JAKARTA, CEKLISSATU - Komisi Pemberantasan Korupsi (KPK) menetapkan dua hakim agung atas kasus korupsi. Kedua hakim agung tersebut adalah Sudrajad Dimyati dan Gazalba Saleh.
Perhimpunan Bantuan Hukum dan HAM Indonesia (PBHI) meminta KPK untuk membuka posko korban.
Menurut PBHI, putusan menjadi produk hukum bermasalah yang penuh kejanggalan dalam pertimbangan hakim dan amarnya. Sehingga, apabila putusan hakim didasarkan pada 'pesanan' dari perbuatan korupsi (suap), maka tidak akan terwujud cita-cita keadilan dan kemanfaatan. Hanya ada Kepastian Hukum.
Baca Juga : KPK Tetapkan Tersangka Baru Kasus Suap Perkara di MA
"Seorang hakim, apalagi hakim agung, tidak hanya memeriksa dan memutus 1-2 putusan saja, bisa ratusan. Penting untuk memeriksa kembali rekam jejak pertimbangan dan amar putusan hakim yang terindikasi kasus korupsi, untuk melihat secara mendalam apakah ada indikasi korupsi yang lain," beber Julius Ibrani dalam keterang persnya , Kamis 17 November 2022.
Berdasarkan catatan PBHI, hakim agung Gazalba Saleh adalah salah satu anggota majelis kasasi yang mendiskon vonis dari 9 tahun menjadi 5 tahun, dalam kasus korupsi mantan Menteri Kelautan dan Perikanan, Edy Prabowo.
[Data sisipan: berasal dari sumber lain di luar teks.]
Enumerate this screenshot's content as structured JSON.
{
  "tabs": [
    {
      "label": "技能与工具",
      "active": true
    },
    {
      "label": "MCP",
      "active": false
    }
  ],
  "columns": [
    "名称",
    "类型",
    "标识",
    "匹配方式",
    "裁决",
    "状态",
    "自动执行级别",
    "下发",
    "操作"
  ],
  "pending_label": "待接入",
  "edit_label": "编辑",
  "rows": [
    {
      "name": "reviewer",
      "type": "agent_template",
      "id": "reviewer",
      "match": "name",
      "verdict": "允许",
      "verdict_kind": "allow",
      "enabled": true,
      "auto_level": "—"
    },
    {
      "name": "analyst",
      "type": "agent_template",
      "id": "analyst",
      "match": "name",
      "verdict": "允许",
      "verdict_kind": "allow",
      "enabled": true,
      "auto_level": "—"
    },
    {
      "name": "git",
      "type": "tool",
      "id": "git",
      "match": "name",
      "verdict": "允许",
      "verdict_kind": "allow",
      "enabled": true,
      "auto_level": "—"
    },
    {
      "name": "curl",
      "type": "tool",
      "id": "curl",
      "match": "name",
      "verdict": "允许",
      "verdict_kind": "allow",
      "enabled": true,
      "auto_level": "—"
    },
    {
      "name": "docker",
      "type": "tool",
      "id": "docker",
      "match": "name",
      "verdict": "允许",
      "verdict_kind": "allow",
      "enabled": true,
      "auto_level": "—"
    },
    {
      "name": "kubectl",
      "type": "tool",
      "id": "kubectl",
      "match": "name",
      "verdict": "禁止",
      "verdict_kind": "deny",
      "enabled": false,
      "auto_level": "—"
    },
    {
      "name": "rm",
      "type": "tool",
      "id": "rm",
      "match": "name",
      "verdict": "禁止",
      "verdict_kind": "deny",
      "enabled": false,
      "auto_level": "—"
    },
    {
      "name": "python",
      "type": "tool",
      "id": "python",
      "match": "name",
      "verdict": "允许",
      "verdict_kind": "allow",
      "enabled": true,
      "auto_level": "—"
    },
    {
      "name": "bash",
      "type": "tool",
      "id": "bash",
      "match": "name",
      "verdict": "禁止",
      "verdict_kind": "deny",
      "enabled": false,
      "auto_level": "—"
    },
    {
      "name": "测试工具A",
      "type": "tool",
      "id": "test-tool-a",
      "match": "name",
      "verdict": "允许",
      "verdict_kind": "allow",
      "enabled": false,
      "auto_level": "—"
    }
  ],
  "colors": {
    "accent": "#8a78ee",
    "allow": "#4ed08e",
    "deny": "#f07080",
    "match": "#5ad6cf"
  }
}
Edy dihukum karena menerima suap Rp 24,6 Miliar dan 77 ribu Dollar Amerika.
"Dalam situasi sistem peradilan yang masih korup dan bobrok, maka perlu terobosan yang signifikan untuk menyikapi kondisi putusan hakim yang surplus kepastian hukum namun defisit keadilan dan kemanfaatan," pungkas Julius Ibrani.